Reptile, authored by attorney Don Keenan and former theater director David Ball, relies on the triune brain theory work of Paul MacLean, which has been debunked by neuroscientists around the world. It turns out MacLean’s theory of the brain was simply wrong. Fortunately for Keenan and Ball, Reptile devotes all of two pages to “explaining” the science that the book relies upon, which in some respects, allows them to escape the book’s faulty, “scientific” foundation. I’ve written before that perhaps Keenan and Ball meant for Reptile to serve as more of a metaphor than an actual scientific foundation even though that is not what they indicate in the book. Notably, while the neuroscience Reptile claims to rely upon is fundamentally wrong, it is hard to dispute that fear has an impact on the way humans think about and perceive things. My colleague Scott Herndon recently wrote an interesting blog about the role of fear in juror decision-making. However, as Scott points out, fear cuts both ways. It can lead to a prosecutorial mindset that favors the plaintiff, but it can also lead to victim blaming since the latter often offers jurors the most psychologically-satisfying way of convincing themselves that they would never suffer the same fate as the plaintiff (i.e. “I would never make the kinds of poor decisions that the plaintiff made”). This makes fear an unreliable appeal at best.

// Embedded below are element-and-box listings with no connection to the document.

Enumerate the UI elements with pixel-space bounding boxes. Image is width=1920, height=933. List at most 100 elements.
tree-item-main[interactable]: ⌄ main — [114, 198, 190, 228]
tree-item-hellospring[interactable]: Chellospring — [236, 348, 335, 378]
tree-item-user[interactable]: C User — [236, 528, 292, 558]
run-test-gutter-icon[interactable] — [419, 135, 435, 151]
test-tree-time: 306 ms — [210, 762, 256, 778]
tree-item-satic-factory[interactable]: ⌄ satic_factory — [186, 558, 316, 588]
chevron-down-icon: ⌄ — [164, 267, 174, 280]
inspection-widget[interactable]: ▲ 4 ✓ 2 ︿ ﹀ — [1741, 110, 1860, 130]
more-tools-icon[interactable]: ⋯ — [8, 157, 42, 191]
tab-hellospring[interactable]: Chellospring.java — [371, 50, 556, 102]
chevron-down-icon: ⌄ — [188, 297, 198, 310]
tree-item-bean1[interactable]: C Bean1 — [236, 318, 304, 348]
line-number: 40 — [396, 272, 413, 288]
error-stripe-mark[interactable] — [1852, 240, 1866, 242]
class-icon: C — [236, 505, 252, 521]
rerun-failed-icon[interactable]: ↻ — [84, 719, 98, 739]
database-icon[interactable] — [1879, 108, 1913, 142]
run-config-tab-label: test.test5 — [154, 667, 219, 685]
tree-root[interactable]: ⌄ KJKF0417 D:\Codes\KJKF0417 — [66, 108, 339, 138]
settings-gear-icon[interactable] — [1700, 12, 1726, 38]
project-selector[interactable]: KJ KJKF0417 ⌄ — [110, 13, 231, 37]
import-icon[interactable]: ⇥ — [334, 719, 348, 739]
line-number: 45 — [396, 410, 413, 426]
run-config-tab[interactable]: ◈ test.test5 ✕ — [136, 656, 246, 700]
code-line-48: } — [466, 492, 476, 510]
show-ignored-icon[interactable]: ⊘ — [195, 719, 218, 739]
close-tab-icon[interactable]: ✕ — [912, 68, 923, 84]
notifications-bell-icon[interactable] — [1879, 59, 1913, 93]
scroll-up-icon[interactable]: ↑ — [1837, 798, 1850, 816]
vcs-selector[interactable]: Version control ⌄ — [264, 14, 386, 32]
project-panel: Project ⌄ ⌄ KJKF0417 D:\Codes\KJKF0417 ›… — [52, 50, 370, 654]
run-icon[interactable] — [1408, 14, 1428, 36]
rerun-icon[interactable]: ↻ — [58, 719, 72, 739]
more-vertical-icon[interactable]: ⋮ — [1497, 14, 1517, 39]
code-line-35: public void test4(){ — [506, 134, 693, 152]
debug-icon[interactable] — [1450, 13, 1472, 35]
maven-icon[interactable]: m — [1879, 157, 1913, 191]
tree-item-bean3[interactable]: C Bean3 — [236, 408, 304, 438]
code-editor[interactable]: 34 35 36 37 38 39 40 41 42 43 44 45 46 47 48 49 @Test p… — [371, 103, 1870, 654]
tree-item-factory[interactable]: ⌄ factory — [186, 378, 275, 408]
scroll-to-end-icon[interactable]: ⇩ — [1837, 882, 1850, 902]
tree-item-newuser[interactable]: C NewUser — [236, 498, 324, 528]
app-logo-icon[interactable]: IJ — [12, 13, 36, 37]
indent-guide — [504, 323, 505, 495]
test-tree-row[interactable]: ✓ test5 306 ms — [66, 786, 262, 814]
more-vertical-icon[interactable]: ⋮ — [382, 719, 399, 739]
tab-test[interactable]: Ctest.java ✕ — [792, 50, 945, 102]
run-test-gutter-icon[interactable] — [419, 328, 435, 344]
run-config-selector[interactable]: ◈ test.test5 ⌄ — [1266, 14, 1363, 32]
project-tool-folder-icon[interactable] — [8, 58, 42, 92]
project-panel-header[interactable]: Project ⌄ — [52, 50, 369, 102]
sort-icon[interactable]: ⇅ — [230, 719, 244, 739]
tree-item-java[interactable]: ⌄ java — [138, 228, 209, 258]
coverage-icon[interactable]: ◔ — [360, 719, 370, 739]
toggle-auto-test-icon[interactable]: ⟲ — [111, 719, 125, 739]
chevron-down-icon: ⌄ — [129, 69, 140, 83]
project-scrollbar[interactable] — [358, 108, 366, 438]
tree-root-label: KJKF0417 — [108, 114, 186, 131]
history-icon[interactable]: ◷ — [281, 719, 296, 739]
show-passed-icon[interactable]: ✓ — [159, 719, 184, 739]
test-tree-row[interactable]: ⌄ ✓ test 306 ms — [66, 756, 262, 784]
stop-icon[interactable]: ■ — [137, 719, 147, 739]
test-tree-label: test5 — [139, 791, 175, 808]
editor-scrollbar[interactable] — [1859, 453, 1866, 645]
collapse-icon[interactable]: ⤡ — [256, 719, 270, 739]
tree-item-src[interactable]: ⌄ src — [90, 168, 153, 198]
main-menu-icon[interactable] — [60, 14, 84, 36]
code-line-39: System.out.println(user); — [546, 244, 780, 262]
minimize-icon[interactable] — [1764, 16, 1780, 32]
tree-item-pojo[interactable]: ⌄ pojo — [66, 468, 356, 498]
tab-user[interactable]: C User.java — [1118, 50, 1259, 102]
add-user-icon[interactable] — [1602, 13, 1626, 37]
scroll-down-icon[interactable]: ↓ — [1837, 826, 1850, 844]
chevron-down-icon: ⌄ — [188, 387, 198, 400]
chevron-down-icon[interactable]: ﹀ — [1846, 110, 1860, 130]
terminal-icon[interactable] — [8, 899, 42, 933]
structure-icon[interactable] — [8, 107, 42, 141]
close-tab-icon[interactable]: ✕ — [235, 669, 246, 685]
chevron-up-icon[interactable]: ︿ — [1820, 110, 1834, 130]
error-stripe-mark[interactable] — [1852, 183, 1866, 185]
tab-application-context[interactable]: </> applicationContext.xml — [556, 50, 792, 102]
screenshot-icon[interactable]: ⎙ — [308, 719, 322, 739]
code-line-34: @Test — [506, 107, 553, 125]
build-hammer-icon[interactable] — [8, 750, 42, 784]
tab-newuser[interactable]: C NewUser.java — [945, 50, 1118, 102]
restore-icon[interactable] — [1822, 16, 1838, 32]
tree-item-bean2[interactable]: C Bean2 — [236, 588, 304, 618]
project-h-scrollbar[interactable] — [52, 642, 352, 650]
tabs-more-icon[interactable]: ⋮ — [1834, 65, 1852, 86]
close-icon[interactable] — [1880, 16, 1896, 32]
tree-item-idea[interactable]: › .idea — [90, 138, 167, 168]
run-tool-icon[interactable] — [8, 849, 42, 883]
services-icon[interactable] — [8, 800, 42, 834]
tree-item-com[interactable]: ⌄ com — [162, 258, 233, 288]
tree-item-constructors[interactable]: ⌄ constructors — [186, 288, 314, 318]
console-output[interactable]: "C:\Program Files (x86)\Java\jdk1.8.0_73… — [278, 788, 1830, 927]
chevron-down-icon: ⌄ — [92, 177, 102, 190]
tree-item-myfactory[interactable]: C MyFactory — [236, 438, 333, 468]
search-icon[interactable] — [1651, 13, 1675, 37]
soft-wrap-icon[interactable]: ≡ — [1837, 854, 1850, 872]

We had the fortune last year to conduct a fascinating study with over 2,000 mock jurors that examined the psychological and emotional influences that drive “nuclear” verdicts, which are generally defined as verdicts where the jury awards $10M or more. We looked at numerous factors, but we were particularly interested in fear appeals as proposed by Reptile. Notably, we found no relationship between mock jurors’ fears that they could suffer the same fate as the plaintiff and their subsequent damage awards. We tested this across ten different cases and the relationship was not confirmed in any of those ten cases. This is notable because there does not appear to be any other research out there that has examined the relationship between fear appeals as proposed by Keenan and Ball and verdict outcomes.

Furthermore, in that same research, we repeatedly found that anger, not fear, was driving nuclear verdicts. This anger manifested itself in a variety of ways but was the most consistent emotional factor related to damages. What was clear from our research is that jurors have beliefs about the way things should be and get angry when a defendant violates those “rules.” The greater the anger, the larger the verdict. The research suggested that jurors adopt a principled approach to most cases. Consequently, Rick Friedman and Patrick Malone’s Rules of the Roads seems to better capture the driving factors behind headline verdicts than Reptile. To be clear, I’m not necessarily suggesting that the tactics outlined in Rules of the Road are effective. Instead, our research shows that the foundation upon which the book is written appears to be valid based upon the objective data.

Consequently, both plaintiff and defense attorneys should move away from the popularity of Reptile and its fear appeals and instead focus on the violation of core principles (and the anger derived from those basic violations) as the key factor driving nuclear verdicts. This is where jurors are triggered and should be the primary focus of all parties involved.